We have probably also been exposed to and accepted, to lesser or greater degrees, social narratives which reinforce this false assumption.
In simple terms, prostitution is the use of a woman’s body by a man for sex. Obviously, not only women are prostituted, and there are a small number of women who buy sex.
However, the vast majority of prostituted people are female, and most people who purchase or “pimp” other people for sex, are male.
The argument against prostitution is simple; women should not have to have sex with men they don’t desire. They should be able to survive and thrive without having to accommodate men using and abusing their bodies in order to pay their rent or feed their children.
Most women end up in prostitution because they have run out of options. Who can reasonably argue that women choose prostitution when the driver is desperation and their options are all bad?
Shame on us, and those countries like Australia where the very existence of a legalised prostitution industry sets the framework and drives our society’s view of women’s worth, forcing us as a culture to normalise male privilege and a view of sex that solidifies gender inequality.
Founder of The Salvation Army, William Booth, recognised the absurdity of viewing prostitution as a profession, and through the life and work of the early Army called out this industry and society for the oppression it perpetrated and tolerated.
Today, surely, The Salvation Army should still be on the side that proclaims the right of every individual to dignity and integrity of their body.
We need to remove the scales from our eyes if we are not seeing prostitution and the global sex trade as the world’s “oldest oppression”.
Historically, most countries have treated prostitution as a criminal activity, by both purchasers and those prostituted.

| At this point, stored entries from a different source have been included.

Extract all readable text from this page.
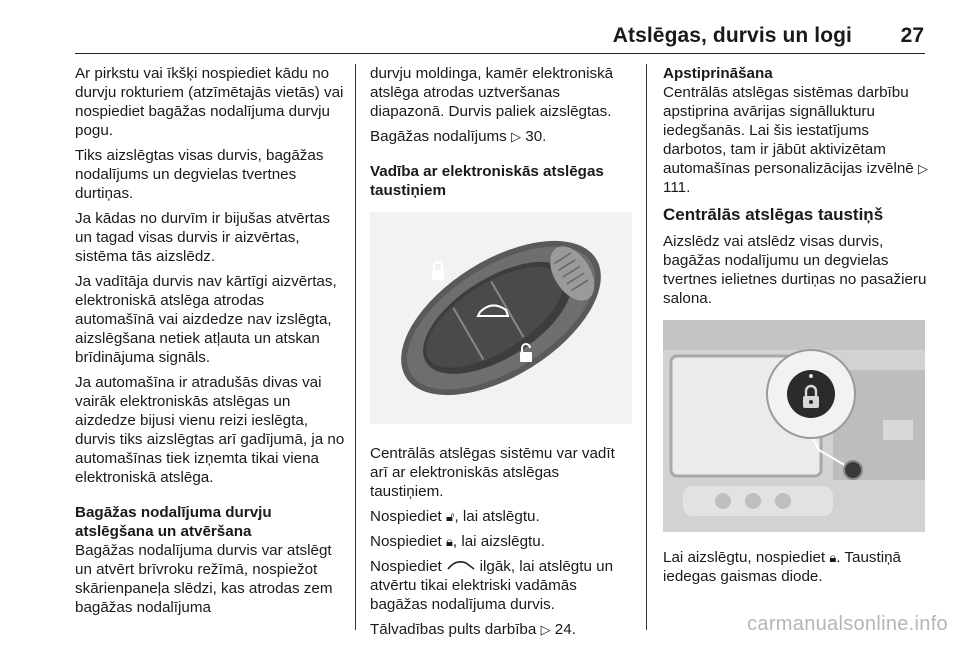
Atslēgas, durvis un logi 27

Ar pirkstu vai īkšķi nospiediet kādu no durvju rokturiem (atzīmētajās vietās) vai nospiediet bagāžas nodalījuma durvju pogu.

Tiks aizslēgtas visas durvis, bagāžas nodalījums un degvielas tvertnes durtiņas.

Ja kādas no durvīm ir bijušas atvērtas un tagad visas durvis ir aizvērtas, sistēma tās aizslēdz.

Ja vadītāja durvis nav kārtīgi aizvērtas, elektroniskā atslēga atrodas automašīnā vai aizdedze nav izslēgta, aizslēgšana netiek atļauta un atskan brīdinājuma signāls.

Ja automašīna ir atradušās divas vai vairāk elektroniskās atslēgas un aizdedze bijusi vienu reizi ieslēgta, durvis tiks aizslēgtas arī gadījumā, ja no automašīnas tiek izņemta tikai viena elektroniskā atslēga.

Bagāžas nodalījuma durvju atslēgšana un atvēršana

Bagāžas nodalījuma durvis var atslēgt un atvērt brīvroku režīmā, nospiežot skārienpaneļa slēdzi, kas atrodas zem bagāžas nodalījuma

durvju moldinga, kamēr elektroniskā atslēga atrodas uztveršanas diapazonā. Durvis paliek aizslēgtas.

Bagāžas nodalījums ▷ 30.

Vadība ar elektroniskās atslēgas taustiņiem

Centrālās atslēgas sistēmu var vadīt arī ar elektroniskās atslēgas taustiņiem.

Nospiediet 🔓︎, lai atslēgtu.

Nospiediet 🔒︎, lai aizslēgtu.

Nospiediet ilgāk, lai atslēgtu un atvērtu tikai elektriski vadāmās bagāžas nodalījuma durvis.

Tālvadības pults darbība ▷ 24.

Apstiprināšana

Centrālās atslēgas sistēmas darbību apstiprina avārijas signāllukturu iedegšanās. Lai šis iestatījums darbotos, tam ir jābūt aktivizētam automašīnas personalizācijas izvēlnē ▷ 111.

Centrālās atslēgas taustiņš

Aizslēdz vai atslēdz visas durvis, bagāžas nodalījumu un degvielas tvertnes ielietnes durtiņas no pasažieru salona.

Lai aizslēgtu, nospiediet 🔒︎. Taustiņā iedegas gaismas diode.

carmanualsonline.info
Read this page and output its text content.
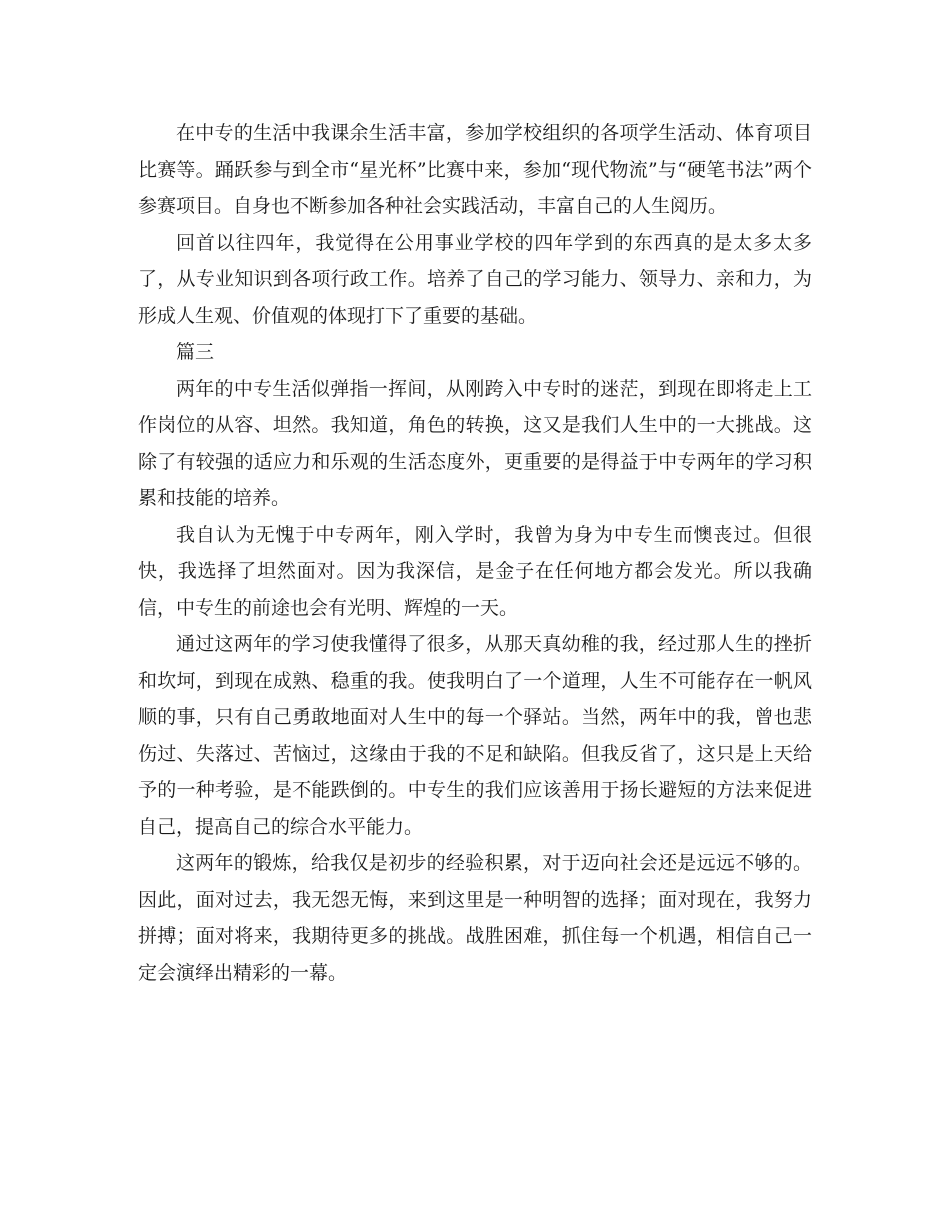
在中专的生活中我课余生活丰富，参加学校组织的各项学生活动、体育项目比赛等。踊跃参与到全市“星光杯”比赛中来，参加“现代物流”与“硬笔书法”两个参赛项目。自身也不断参加各种社会实践活动，丰富自己的人生阅历。

回首以往四年，我觉得在公用事业学校的四年学到的东西真的是太多太多了，从专业知识到各项行政工作。培养了自己的学习能力、领导力、亲和力，为形成人生观、价值观的体现打下了重要的基础。

篇三

两年的中专生活似弹指一挥间，从刚跨入中专时的迷茫，到现在即将走上工作岗位的从容、坦然。我知道，角色的转换，这又是我们人生中的一大挑战。这除了有较强的适应力和乐观的生活态度外，更重要的是得益于中专两年的学习积累和技能的培养。

我自认为无愧于中专两年，刚入学时，我曾为身为中专生而懊丧过。但很快，我选择了坦然面对。因为我深信，是金子在任何地方都会发光。所以我确信，中专生的前途也会有光明、辉煌的一天。

通过这两年的学习使我懂得了很多，从那天真幼稚的我，经过那人生的挫折和坎坷，到现在成熟、稳重的我。使我明白了一个道理，人生不可能存在一帆风顺的事，只有自己勇敢地面对人生中的每一个驿站。当然，两年中的我，曾也悲伤过、失落过、苦恼过，这缘由于我的不足和缺陷。但我反省了，这只是上天给予的一种考验，是不能跌倒的。中专生的我们应该善用于扬长避短的方法来促进自己，提高自己的综合水平能力。

这两年的锻炼，给我仅是初步的经验积累，对于迈向社会还是远远不够的。因此，面对过去，我无怨无悔，来到这里是一种明智的选择；面对现在，我努力拼搏；面对将来，我期待更多的挑战。战胜困难，抓住每一个机遇，相信自己一定会演绎出精彩的一幕。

This is known as prohibition.
However, in every society that takes this approach, it is the women who end up in jail and with a record for soliciting or prostitution, while the punters and pimps who procure and profit from prostituted women usually escape prosecution and attention.
Over the past 40 years, various countries have experimented with different approaches to regulatory frameworks around prostitution.
There are basically two approaches: 1. Forms of legalisation and decriminalisation; and 2. Asymmetrical decriminalisation – or the Nordic Model.
Countries that have pursued some form of legalisation or decriminalisation include the Netherlands, Germany and New Zealand, the states of NSW, Victoria and Queensland in Australia, and the state of Nevada in the United States.
They claim it will make the industry safer for those being prostituted and for those buying sex. What we have seen in countries taking this approach is that both the legal and illegal segments of the sex trade flourish.
Organised crime, always associated with prostitution, escalates, and the trafficking of women increases.
This approach also serves to normalise and legitimise commerce in the bodies of women, and it makes pimps, sex club and brothel owners legitimate businesspeople.
And we have tolerated and arguably become desensitised to this in NSW, Victoria and Queensland over the past 30 years.
Is this okay?
Another approach to grappling not only with prostitution but addressing the deeper gender inequality underpinning this trade, is known as the Nordic Model.
Countries adopting this approach acknowledge that the activity of prostitution is in itself, violence towards women, and does not contribute to a society that values gender equality.
Countries that have adopted this approach include Sweden, Norway, Iceland, Northern Ireland, South Korea, Canada and France.
The Nordic Model criminalises those who drive demand for people to be prostituted, so the buyers, pimps and traffickers face criminal prosecution, while prostituted people are not criminalised.
Significantly, under this legal framework there is also provision of funding to support people in exiting prostitution, as well as to help those vulnerable to being prostituted.
This model also provides investment in education and awareness-raising among police and judiciary so that laws can be effectively enforced.
The Salvation Army is a movement committed to working for justice, tackling the social systems that harm creation and strip away human dignity, joining God’s work to build a fairer world where all can thrive.
I believe The Salvation Army should be standing on the side of the vulnerable and exploited and throwing our weight and effort behind the moves for law reform in Australia and elsewhere, so as to deal with demand for people to be sold for sex.
Nikki Capp leads The Salvation Army’s brothel outreach ministry that operates in NSW, Victoria and Queensland.